While the existing electronic supervision system relied on the cooperation of the police for on-site response and investigation in case of violations of the subject on electronic supervision, the introduction of this new Judicial Police system gave electronic supervision staff the authority to respond and investigate on-site themselves. Because the police are distributed nationwide and have the authority to respond to all criminal acts, they will be actively needed in the future. In the case of damaging monitoring devices by subjects, the police are also actively responding, so it is expected to be positive in securing promptness. Still, when requesting cooperation, the problem of sharing information about the target and cooperation in detailed work related to the handover of the arrested seem to be problems that need to be resolved.
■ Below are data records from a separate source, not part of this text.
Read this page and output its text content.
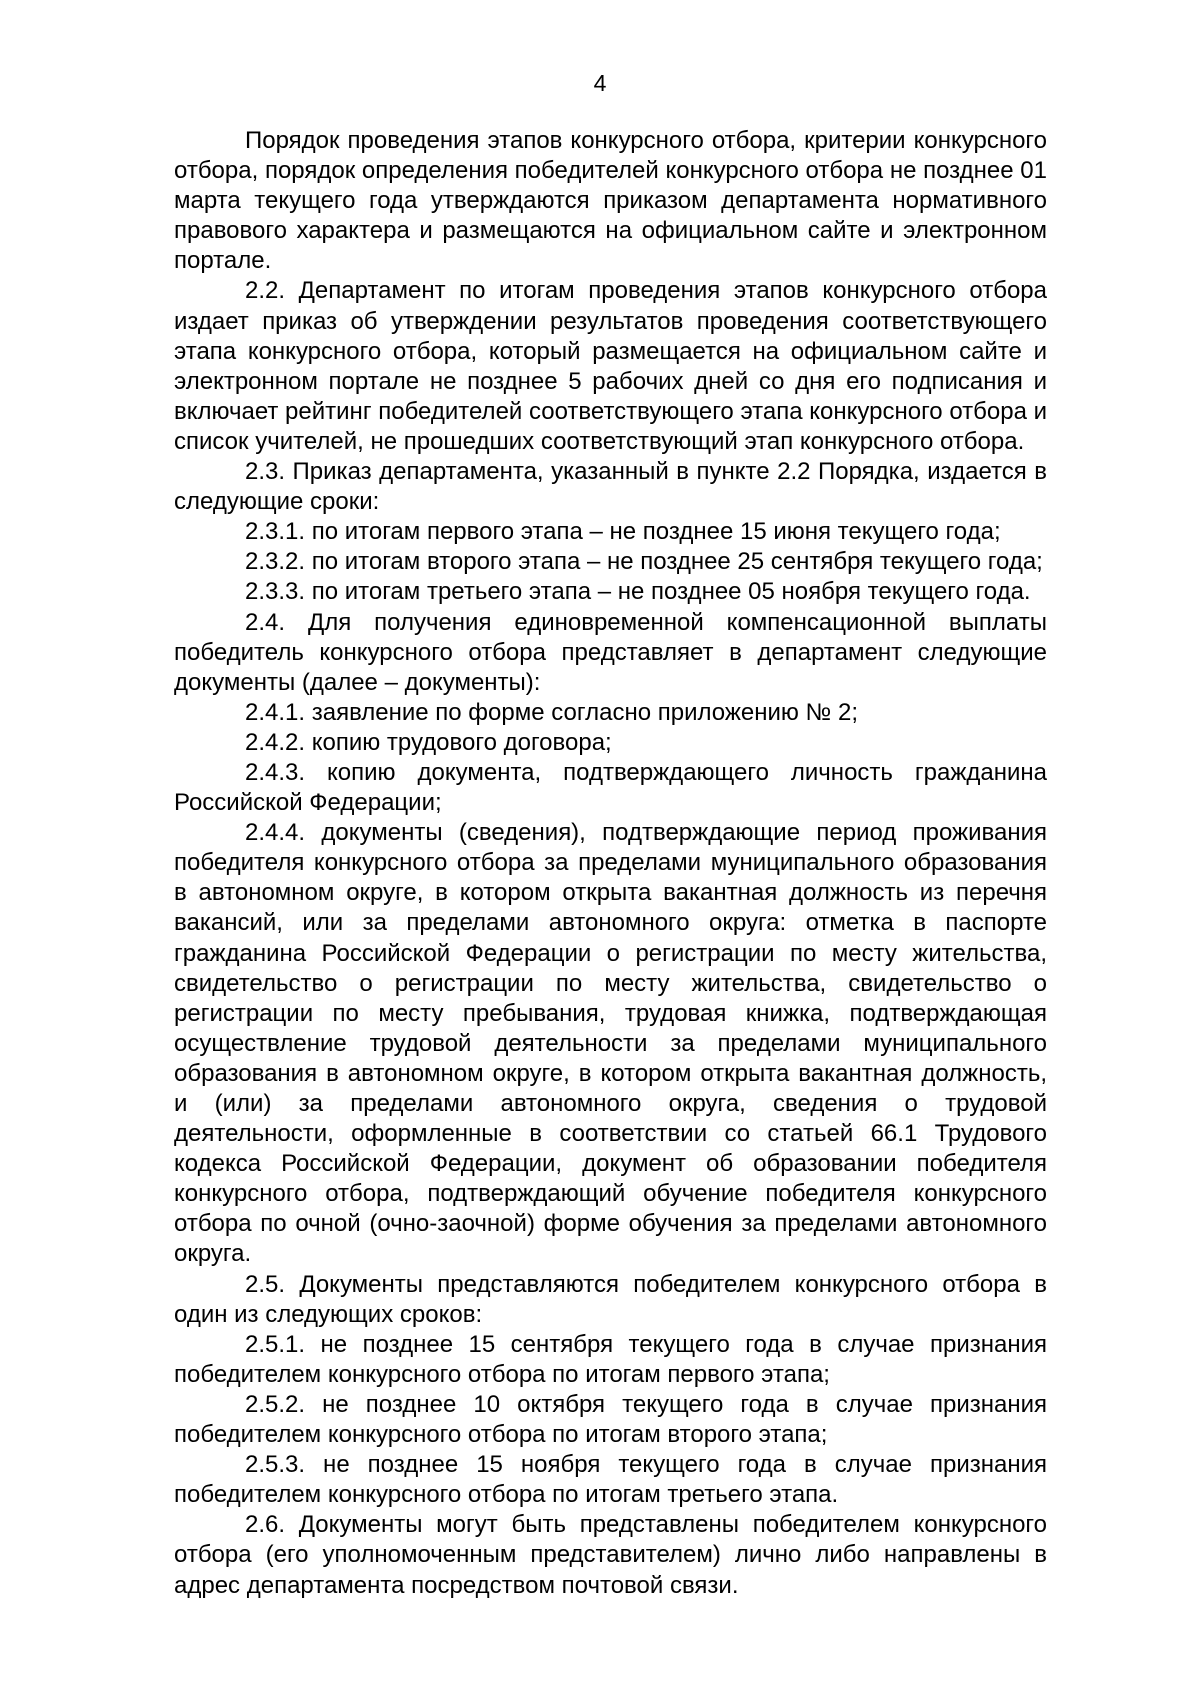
4

Порядок проведения этапов конкурсного отбора, критерии конкурсного отбора, порядок определения победителей конкурсного отбора не позднее 01 марта текущего года утверждаются приказом департамента нормативного правового характера и размещаются на официальном сайте и электронном портале.

2.2. Департамент по итогам проведения этапов конкурсного отбора издает приказ об утверждении результатов проведения соответствующего этапа конкурсного отбора, который размещается на официальном сайте и электронном портале не позднее 5 рабочих дней со дня его подписания и включает рейтинг победителей соответствующего этапа конкурсного отбора и список учителей, не прошедших соответствующий этап конкурсного отбора.

2.3. Приказ департамента, указанный в пункте 2.2 Порядка, издается в следующие сроки:

2.3.1. по итогам первого этапа – не позднее 15 июня текущего года;

2.3.2. по итогам второго этапа – не позднее 25 сентября текущего года;

2.3.3. по итогам третьего этапа – не позднее 05 ноября текущего года.

2.4. Для получения единовременной компенсационной выплаты победитель конкурсного отбора представляет в департамент следующие документы (далее – документы):

2.4.1. заявление по форме согласно приложению № 2;

2.4.2. копию трудового договора;

2.4.3. копию документа, подтверждающего личность гражданина Российской Федерации;

2.4.4. документы (сведения), подтверждающие период проживания победителя конкурсного отбора за пределами муниципального образования в автономном округе, в котором открыта вакантная должность из перечня вакансий, или за пределами автономного округа: отметка в паспорте гражданина Российской Федерации о регистрации по месту жительства, свидетельство о регистрации по месту жительства, свидетельство о регистрации по месту пребывания, трудовая книжка, подтверждающая осуществление трудовой деятельности за пределами муниципального образования в автономном округе, в котором открыта вакантная должность, и (или) за пределами автономного округа, сведения о трудовой деятельности, оформленные в соответствии со статьей 66.1 Трудового кодекса Российской Федерации, документ об образовании победителя конкурсного отбора, подтверждающий обучение победителя конкурсного отбора по очной (очно-заочной) форме обучения за пределами автономного округа.

2.5. Документы представляются победителем конкурсного отбора в один из следующих сроков:

2.5.1. не позднее 15 сентября текущего года в случае признания победителем конкурсного отбора по итогам первого этапа;

2.5.2. не позднее 10 октября текущего года в случае признания победителем конкурсного отбора по итогам второго этапа;

2.5.3. не позднее 15 ноября текущего года в случае признания победителем конкурсного отбора по итогам третьего этапа.

2.6. Документы могут быть представлены победителем конкурсного отбора (его уполномоченным представителем) лично либо направлены в адрес департамента посредством почтовой связи.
Also, it was found that the prosecutors’ office is making efforts to cooperate in various ways, such as providing education for business support, meetings, and provision of legal advice through the establishment of a hotline. However, such support seems to differ depending on the ESI unit's request for support and the degree of activeness. It is also necessary to make an effort at the ministry level to ensure that all branch prosecutors’ offices can provide a certain level of support to the competent ESI unit.
The electronic supervisory special police system was divided into four dimensions: work system, staffing and operation, work authority and capability, and cooperation system with other institutions. Then, policy recommendations were discussed for each dimension based on the study findings. First, it is necessary to reconsider the current work system that separates monitoring supervision and sanctions-related tasks. Relocating and using the same manpower without a careful consideration of the increase in workload needs to be solved in the long term. In general, it seems that adequate supplementation has been achieved in terms of the laws and regulations in terms of authority, but additional discussion on the authority of progressive sanctions is necessary. In addition, material infrastructure should be equipped before discussing work competency, and education related to the investigation should be actively conducted. It is also essential to have an institutional and physical system that can guarantee the safety of employees. In cooperation with the police and prosecutors, it is necessary to make more efforts for continuous and active cooperation at the ministry level. As a future system evaluation tool, the necessity of using various indicators, such as the number of simple incident responses, whether it reduces actual violations or recidivism, and the need for systematic data accumulation was discussed. Lastly, from a realistic point of view, using the United States case as an example, the direction of the system should utilize the fact that all electronic supervisory staff is designated as special police.